A Sneak Peek into Metabase

Published onNov 12, 2020
About a year ago, punctum books started its transition to become a press working fully with open source infrastructure. Thanks to the ongoing effort of and collaboration with, we have been able to run our daily operations already mostly on open source platforms.

One of the areas in which our transition to open was more difficult to accomplish was in the field of book usage statistics.

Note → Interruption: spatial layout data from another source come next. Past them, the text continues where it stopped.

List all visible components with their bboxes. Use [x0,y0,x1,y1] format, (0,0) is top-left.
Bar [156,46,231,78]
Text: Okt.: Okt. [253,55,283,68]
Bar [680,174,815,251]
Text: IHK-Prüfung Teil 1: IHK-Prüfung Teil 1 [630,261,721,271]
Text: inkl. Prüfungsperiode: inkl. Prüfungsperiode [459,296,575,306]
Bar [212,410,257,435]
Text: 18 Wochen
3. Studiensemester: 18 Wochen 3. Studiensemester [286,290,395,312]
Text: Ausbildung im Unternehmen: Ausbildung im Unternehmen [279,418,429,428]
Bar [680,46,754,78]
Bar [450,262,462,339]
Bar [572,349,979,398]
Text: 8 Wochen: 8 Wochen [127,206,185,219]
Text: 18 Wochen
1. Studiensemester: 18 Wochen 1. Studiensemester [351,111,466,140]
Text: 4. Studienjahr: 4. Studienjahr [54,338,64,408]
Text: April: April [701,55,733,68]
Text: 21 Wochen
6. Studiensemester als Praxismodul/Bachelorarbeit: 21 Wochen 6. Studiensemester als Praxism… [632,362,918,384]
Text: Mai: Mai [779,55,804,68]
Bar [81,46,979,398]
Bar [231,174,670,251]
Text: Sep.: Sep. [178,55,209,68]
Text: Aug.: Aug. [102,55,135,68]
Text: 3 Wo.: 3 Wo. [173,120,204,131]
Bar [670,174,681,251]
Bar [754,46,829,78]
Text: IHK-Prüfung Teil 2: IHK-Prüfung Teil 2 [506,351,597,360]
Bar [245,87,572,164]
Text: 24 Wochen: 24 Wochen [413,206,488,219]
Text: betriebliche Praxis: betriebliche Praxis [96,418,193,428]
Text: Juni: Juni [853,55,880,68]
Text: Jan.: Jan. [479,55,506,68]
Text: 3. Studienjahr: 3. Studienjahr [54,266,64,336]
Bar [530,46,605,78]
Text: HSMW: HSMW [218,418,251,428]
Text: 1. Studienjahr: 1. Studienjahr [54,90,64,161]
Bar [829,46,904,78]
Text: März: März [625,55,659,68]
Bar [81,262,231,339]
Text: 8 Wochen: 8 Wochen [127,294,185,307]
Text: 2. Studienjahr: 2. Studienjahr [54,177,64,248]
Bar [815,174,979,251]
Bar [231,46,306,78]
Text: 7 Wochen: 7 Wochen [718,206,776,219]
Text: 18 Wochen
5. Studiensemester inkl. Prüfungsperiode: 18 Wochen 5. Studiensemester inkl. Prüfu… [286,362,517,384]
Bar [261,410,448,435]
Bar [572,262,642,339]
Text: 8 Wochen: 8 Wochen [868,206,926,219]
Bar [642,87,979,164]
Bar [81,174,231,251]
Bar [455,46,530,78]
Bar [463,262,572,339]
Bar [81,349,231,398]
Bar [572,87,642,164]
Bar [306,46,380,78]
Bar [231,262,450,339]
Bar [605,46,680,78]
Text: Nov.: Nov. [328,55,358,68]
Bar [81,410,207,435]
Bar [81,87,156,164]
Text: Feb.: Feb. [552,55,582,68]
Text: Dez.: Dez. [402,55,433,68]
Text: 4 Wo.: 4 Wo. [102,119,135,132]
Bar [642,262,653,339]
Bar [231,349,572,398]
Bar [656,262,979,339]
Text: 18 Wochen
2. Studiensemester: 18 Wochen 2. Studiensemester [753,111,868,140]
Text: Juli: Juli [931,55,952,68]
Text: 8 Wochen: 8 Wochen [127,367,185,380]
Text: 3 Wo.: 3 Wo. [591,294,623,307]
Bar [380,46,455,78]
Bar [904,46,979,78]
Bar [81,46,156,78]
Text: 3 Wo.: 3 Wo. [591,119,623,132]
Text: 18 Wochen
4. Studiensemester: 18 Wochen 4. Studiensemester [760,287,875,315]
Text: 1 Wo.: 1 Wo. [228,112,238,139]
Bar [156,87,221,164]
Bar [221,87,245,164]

Parenthetically, the idea that usage statistics of open access books provide any meaningful index of actual usage (for example for academic libraries as a basis for their funding allocation, or for scholars as an indication of their “excellence”) is grossly misguided. Open access books are by definition free and untrackable. We should never hope or desire to track the many times that a PDF is copied within classrooms and workplaces, sent by Bluetooth, transferred over AirDrop, or smuggled on USB stick. In this specific sense usage stats are antithetical to the ethos of open access. Yet, as a press we duly collect them whenever possible.

We made the choice not to host the public-facing PDFs of ebook monographs and edited collections on our own server, but via OAPEN. We made this decision not only with a view toward long-term preservation and archiving, but also because OAPEN provided the metadata export formats needed by libraries, such as ONIX and MARCXML. We hope to generate these formats in the near future through open source metadata management system Thoth. Furthermore, OAPEN provides detailed, COUNTER-compliant usage statistics.

But OAPEN is not the only source of our usage data. In the past, we used multiple Wordpress plugins to track book downloads from our website, we have recently started hosting parts of our catalog on JSTOR and Project Muse, and we also keep track of our print book sales through a variety of distribution platforms. All of these sources deliver usage stats in different formats, at different moment, with different categories, in various data and file types, which often also change over time. It is therefore little surprise that we have until recently struggled to provide a complete answer to the simple question posed by many an author: “How is my book doing?”

After brainstorming with our friends at, in particular Silva Arapi, we decided to explore to use of Metabase for author- and library-facing usage statistics. Metabase is open source database vizualization software that has allowed us to represent the decade-worth of usage data collected in a plethora of formats into simple summary tables and graphics. It is also allows us to have an improved understanding ourselves about how our books are used through the various platforms on which they are available. The ingest into a MySQL database from which Metabase presents the data is done through free software tool phpMyAdmin.

By the end of the year, we hope that all data has been ingested and the integrity of all tables checked, and from that moment onward we will be able to provide our authors and supporting libraries with usage data – without manually searching through tabs with unordered data in Google Sheets, but with the important caveat that usage data collected from closed systems can never represent the true usage and value of open access books.

Metabase homescreen, with the different usage data tables on top.

Example visualization of total book downloads per month across different platforms (OAPEN data for 2020 as still missing). We only started collecting download stats in 2015.